Non li invidio i prepotenti, provo così a chiamarmi fuori. Ma sto mentendo a me stesso. C’è una prepotenza che invidio e che mi fa inciampare: la prepotenza della felicità.
November 17, 2025
Ringrazio il Signore, per questa vita che ho, la mia, con Lui
“Per poco non inciampavano i miei piedi, per un nulla vacillavano i miei passi, perché ho invidiato i prepotenti”, questo passaggio del salmo 72 mi colpisce, mi frastorna, mi stana. Così, per difesa, provo sempre a razionalizzare, a giurare che io non provo nessuna invidia per i prepotenti. Per coloro cioè che fanno del potere la loro corazza, per chi usa la violenza, per chi sfodera sistematicamente una insopportabile arroganza, per chi usa la ricchezza come arma per schiacciare i deboli…no, mi dico, io non li invidio i prepotenti, provo così a chiamarmi fuori, a mischiare le sacre parole del salmo all’incenso della mia cappella perché se le porti in alto, lontano, via da me.
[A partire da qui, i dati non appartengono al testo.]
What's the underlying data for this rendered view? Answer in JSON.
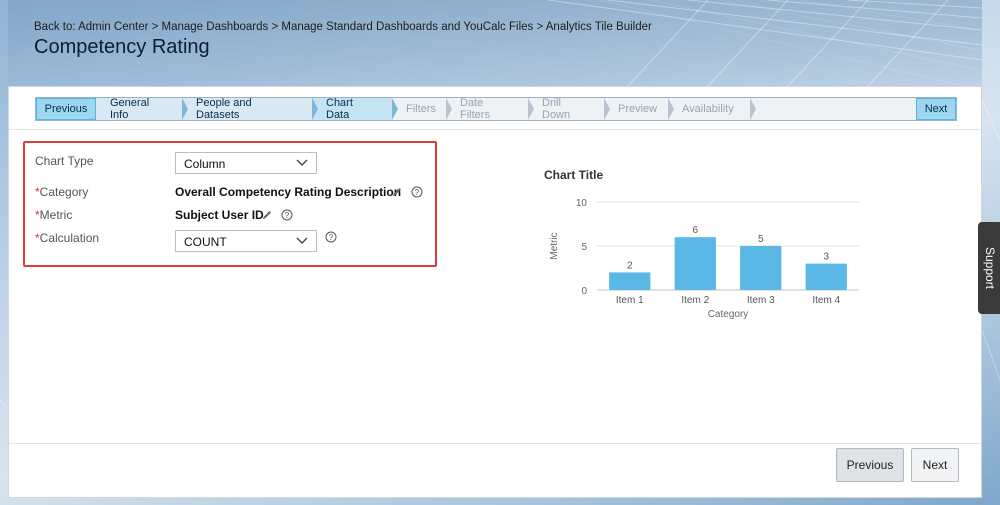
{
  "header": {
    "breadcrumb": "Back to: Admin Center > Manage Dashboards > Manage Standard Dashboards and YouCalc Files > Analytics Tile Builder",
    "title": "Competency Rating"
  },
  "wizard": {
    "previous_label": "Previous",
    "next_label": "Next",
    "steps": [
      {
        "label": "General Info",
        "state": "done"
      },
      {
        "label": "People and Datasets",
        "state": "done"
      },
      {
        "label": "Chart Data",
        "state": "current"
      },
      {
        "label": "Filters",
        "state": "todo"
      },
      {
        "label": "Date Filters",
        "state": "todo"
      },
      {
        "label": "Drill Down",
        "state": "todo"
      },
      {
        "label": "Preview",
        "state": "todo"
      },
      {
        "label": "Availability",
        "state": "todo"
      }
    ]
  },
  "form": {
    "chart_type_label": "Chart Type",
    "chart_type_value": "Column",
    "category_label": "Category",
    "category_value": "Overall Competency Rating Description",
    "metric_label": "Metric",
    "metric_value": "Subject User ID",
    "calculation_label": "Calculation",
    "calculation_value": "COUNT",
    "required_mark": "*"
  },
  "chart_data": {
    "type": "bar",
    "title": "Chart Title",
    "xlabel": "Category",
    "ylabel": "Metric",
    "categories": [
      "Item 1",
      "Item 2",
      "Item 3",
      "Item 4"
    ],
    "values": [
      2,
      6,
      5,
      3
    ],
    "ylim": [
      0,
      10
    ],
    "yticks": [
      0,
      5,
      10
    ],
    "grid": true,
    "color": "#5ab7e6"
  },
  "footer": {
    "previous_label": "Previous",
    "next_label": "Next"
  },
  "support_label": "Support"
}
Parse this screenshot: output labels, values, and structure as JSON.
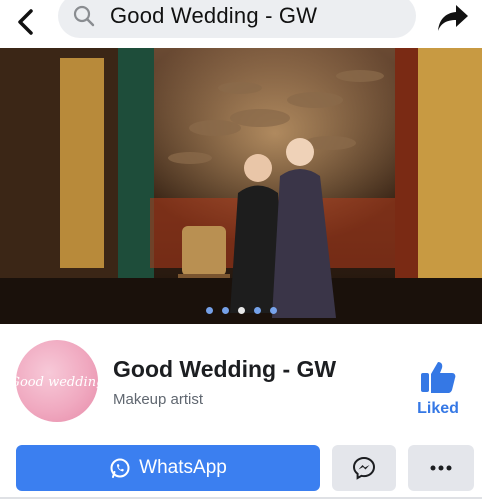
{
  "topbar": {
    "search_text": "Good Wedding - GW",
    "back_icon": "chevron-left-icon",
    "search_icon": "search-icon",
    "share_icon": "share-arrow-icon"
  },
  "cover": {
    "photo": "two women in qipao inside a temple with hanging incense coils",
    "dots_total": 5,
    "dots_active_index": 2
  },
  "profile": {
    "name": "Good Wedding - GW",
    "category": "Makeup artist",
    "avatar_logo_text": "Good wedding",
    "liked_label": "Liked"
  },
  "actions": {
    "whatsapp_label": "WhatsApp",
    "whatsapp_icon": "whatsapp-icon",
    "messenger_icon": "messenger-icon",
    "more_icon": "more-dots-icon"
  },
  "colors": {
    "primary_blue": "#3b7ff0",
    "liked_blue": "#3578e5",
    "button_gray": "#e4e6eb",
    "search_bg": "#eceef1"
  }
}
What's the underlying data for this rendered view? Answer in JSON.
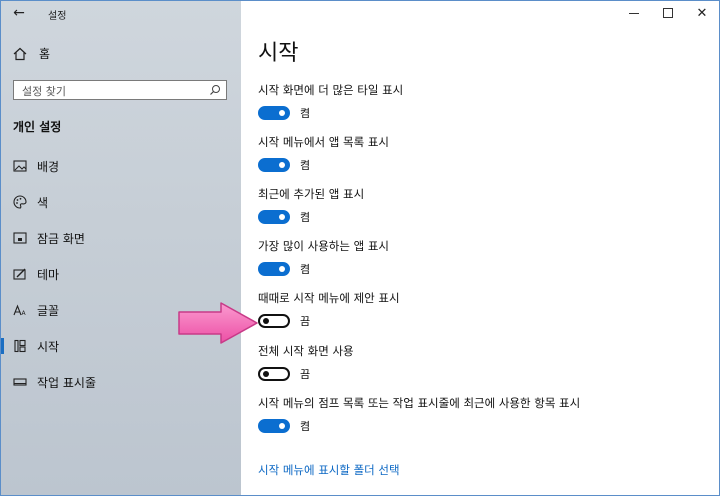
{
  "window": {
    "title": "설정",
    "back_icon": "back-arrow-icon",
    "controls": [
      "minimize-icon",
      "maximize-icon",
      "close-icon"
    ]
  },
  "sidebar": {
    "home_label": "홈",
    "search_placeholder": "설정 찾기",
    "section_title": "개인 설정",
    "items": [
      {
        "label": "배경",
        "icon": "image-icon",
        "active": false
      },
      {
        "label": "색",
        "icon": "palette-icon",
        "active": false
      },
      {
        "label": "잠금 화면",
        "icon": "lock-screen-icon",
        "active": false
      },
      {
        "label": "테마",
        "icon": "theme-icon",
        "active": false
      },
      {
        "label": "글꼴",
        "icon": "font-icon",
        "active": false
      },
      {
        "label": "시작",
        "icon": "start-icon",
        "active": true
      },
      {
        "label": "작업 표시줄",
        "icon": "taskbar-icon",
        "active": false
      }
    ]
  },
  "main": {
    "title": "시작",
    "settings": [
      {
        "label": "시작 화면에 더 많은 타일 표시",
        "on": true,
        "state": "켬"
      },
      {
        "label": "시작 메뉴에서 앱 목록 표시",
        "on": true,
        "state": "켬"
      },
      {
        "label": "최근에 추가된 앱 표시",
        "on": true,
        "state": "켬"
      },
      {
        "label": "가장 많이 사용하는 앱 표시",
        "on": true,
        "state": "켬"
      },
      {
        "label": "때때로 시작 메뉴에 제안 표시",
        "on": false,
        "state": "끔"
      },
      {
        "label": "전체 시작 화면 사용",
        "on": false,
        "state": "끔"
      },
      {
        "label": "시작 메뉴의 점프 목록 또는 작업 표시줄에 최근에 사용한 항목 표시",
        "on": true,
        "state": "켬"
      }
    ],
    "folder_link": "시작 메뉴에 표시할 폴더 선택"
  },
  "colors": {
    "accent": "#0b6ed0",
    "link": "#0c68c4",
    "annotation_arrow": "#f06ab0"
  }
}
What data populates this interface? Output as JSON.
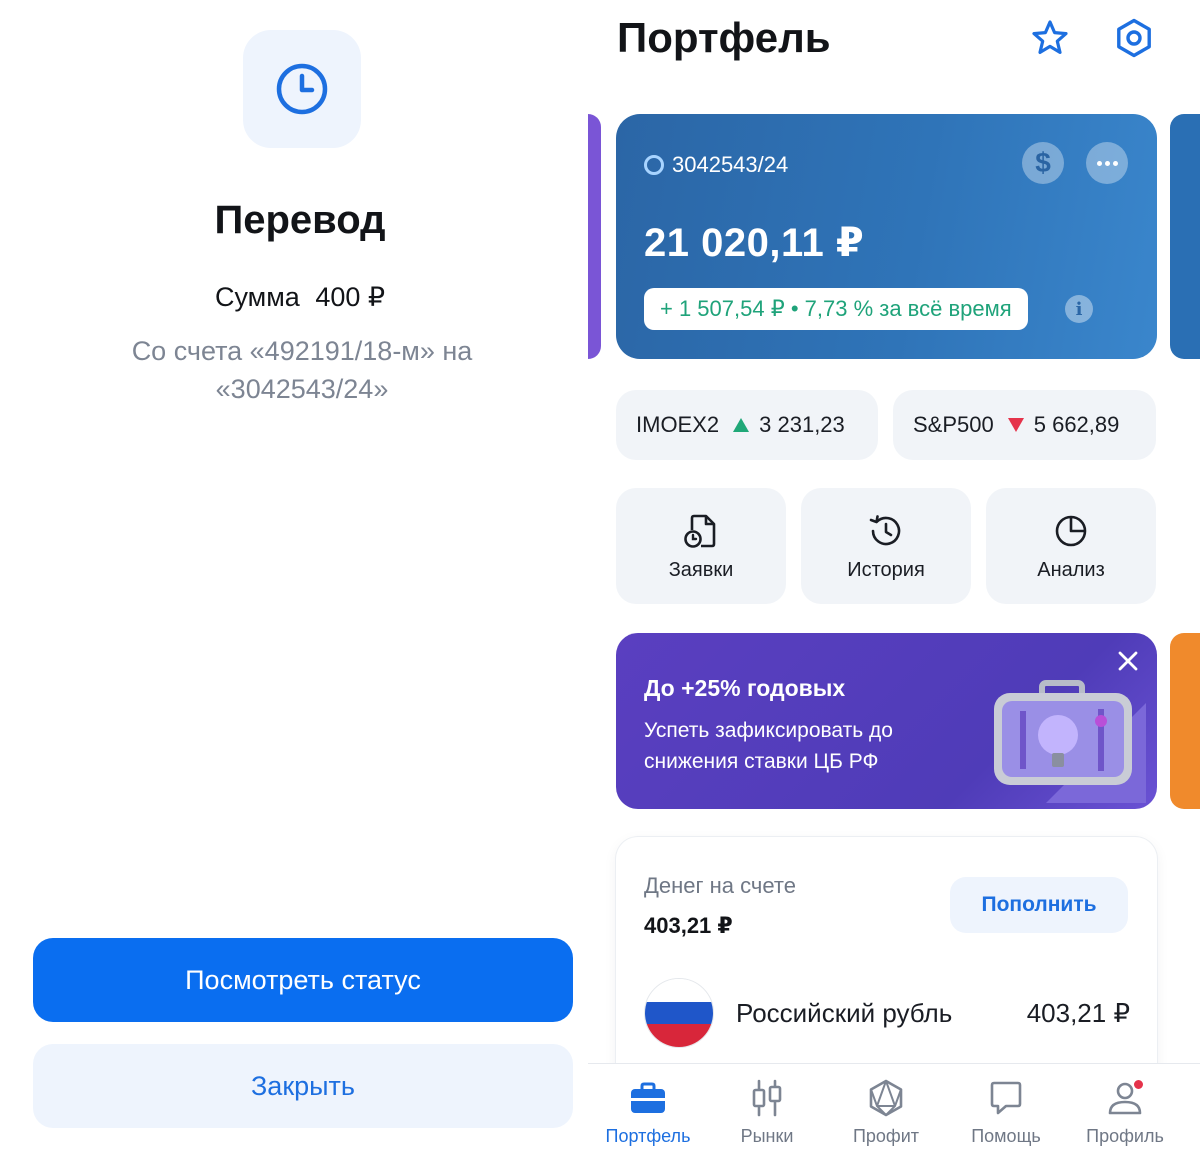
{
  "transfer": {
    "title": "Перевод",
    "amount_label": "Сумма",
    "amount_value": "400 ₽",
    "from_text": "Со счета «492191/18-м» на «3042543/24»",
    "status_button": "Посмотреть статус",
    "close_button": "Закрыть"
  },
  "portfolio": {
    "title": "Портфель",
    "account": {
      "id": "3042543/24",
      "total": "21 020,11 ₽",
      "gain": "+ 1 507,54 ₽ • 7,73 % за всё время",
      "currency_symbol": "$"
    },
    "indices": [
      {
        "name": "IMOEX2",
        "value": "3 231,23",
        "trend": "up"
      },
      {
        "name": "S&P500",
        "value": "5 662,89",
        "trend": "down"
      }
    ],
    "actions": [
      {
        "label": "Заявки",
        "icon": "orders-icon"
      },
      {
        "label": "История",
        "icon": "history-icon"
      },
      {
        "label": "Анализ",
        "icon": "pie-chart-icon"
      }
    ],
    "promo": {
      "title": "До +25% годовых",
      "text": "Успеть зафиксировать до снижения ставки ЦБ РФ"
    },
    "money": {
      "label": "Денег на счете",
      "value": "403,21 ₽",
      "topup_button": "Пополнить",
      "currency_name": "Российский рубль",
      "currency_value": "403,21 ₽"
    },
    "tabs": [
      {
        "label": "Портфель",
        "active": true
      },
      {
        "label": "Рынки",
        "active": false
      },
      {
        "label": "Профит",
        "active": false
      },
      {
        "label": "Помощь",
        "active": false
      },
      {
        "label": "Профиль",
        "active": false
      }
    ]
  },
  "colors": {
    "primary_blue": "#0a6ef0",
    "accent_text_blue": "#1d6fe0",
    "card_blue": "#2f74b8",
    "gain_green": "#1fa37a",
    "up_green": "#20a878",
    "down_red": "#e5334b",
    "promo_purple": "#5a3fc0"
  }
}
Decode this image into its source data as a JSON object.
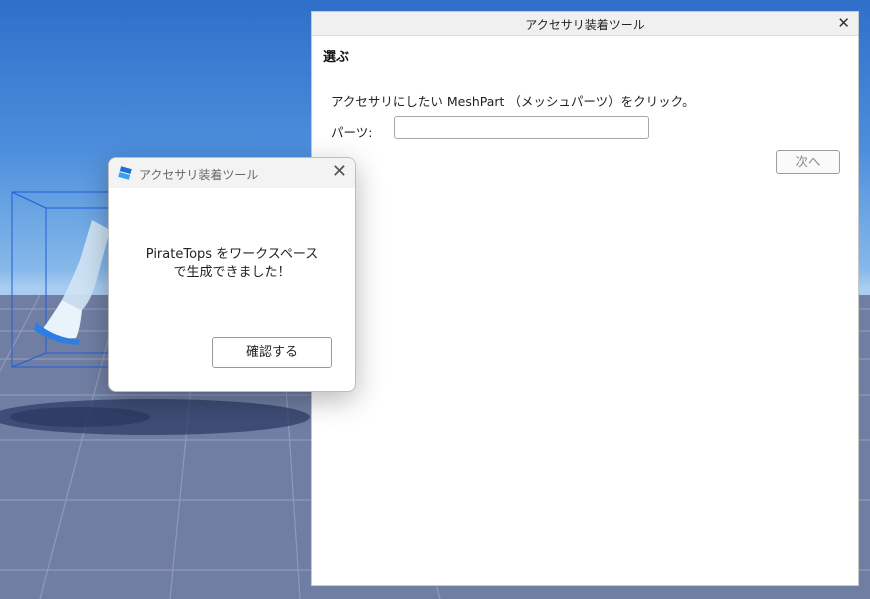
{
  "plugin_window": {
    "title": "アクセサリ装着ツール",
    "close_glyph": "✕",
    "section_title": "選ぶ",
    "instruction": "アクセサリにしたい MeshPart （メッシュパーツ）をクリック。",
    "parts_label": "パーツ:",
    "parts_value": "",
    "next_button": "次へ"
  },
  "popup": {
    "title": "アクセサリ装着ツール",
    "close_glyph": "✕",
    "message_line1": "PirateTops をワークスペース",
    "message_line2": "で生成できました！",
    "confirm_button": "確認する"
  },
  "colors": {
    "sky_top": "#2f6fc9",
    "sky_horizon": "#a9cdf0",
    "ground": "#6c7ba0",
    "selection_box": "#1f5fd6",
    "app_icon": "#1d6fd0"
  },
  "icons": {
    "app": "roblox-studio-icon",
    "close": "close-icon"
  }
}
Ma sto mentendo a me stesso. Lo so. C’è una prepotenza che io invidio e che mi fa inciampare: la prepotenza della felicità. È quella delle persone che, ai miei occhi, vivono una vita senza problemi. O senza problemi enormi. La prepotenza mite, leggera, gioiosa di chi sembra trovare sempre un posto nel mondo. La prepotenza di chi riesce, di chi non deve fare i conti con grandi perdite, grandi lutti, grandi sconfitte. La prepotenza di chi, quando desidera un figlio, il figlio arriva, e quando vuole una famiglia trova l’amore, quando vuole cambiare il lavoro ecco l’occasione, e se si ammala qualcuno che ama ecco che miracolosamente guarisce…così senza nemmeno accorgermene eccomi ad inciampare nella mia miope visione del mondo, eccomi a rovinare nella polvere della mia meschinità, pregare è faticoso perché svela il cuore, e il cuore non è esattamente sempre puro. Eccomi a terra, a strisciare tra le mie invidie, pronto a fare del ruolo di vittima e di povero il profilo della mia presunta radicalità. Così quando arrivo al passaggio dello stesso salmo che dice “ecco, li poni in luoghi scivolosi, li fai precipitare in rovina”, in un attimo capisco che il prepotente, in verità, sono io.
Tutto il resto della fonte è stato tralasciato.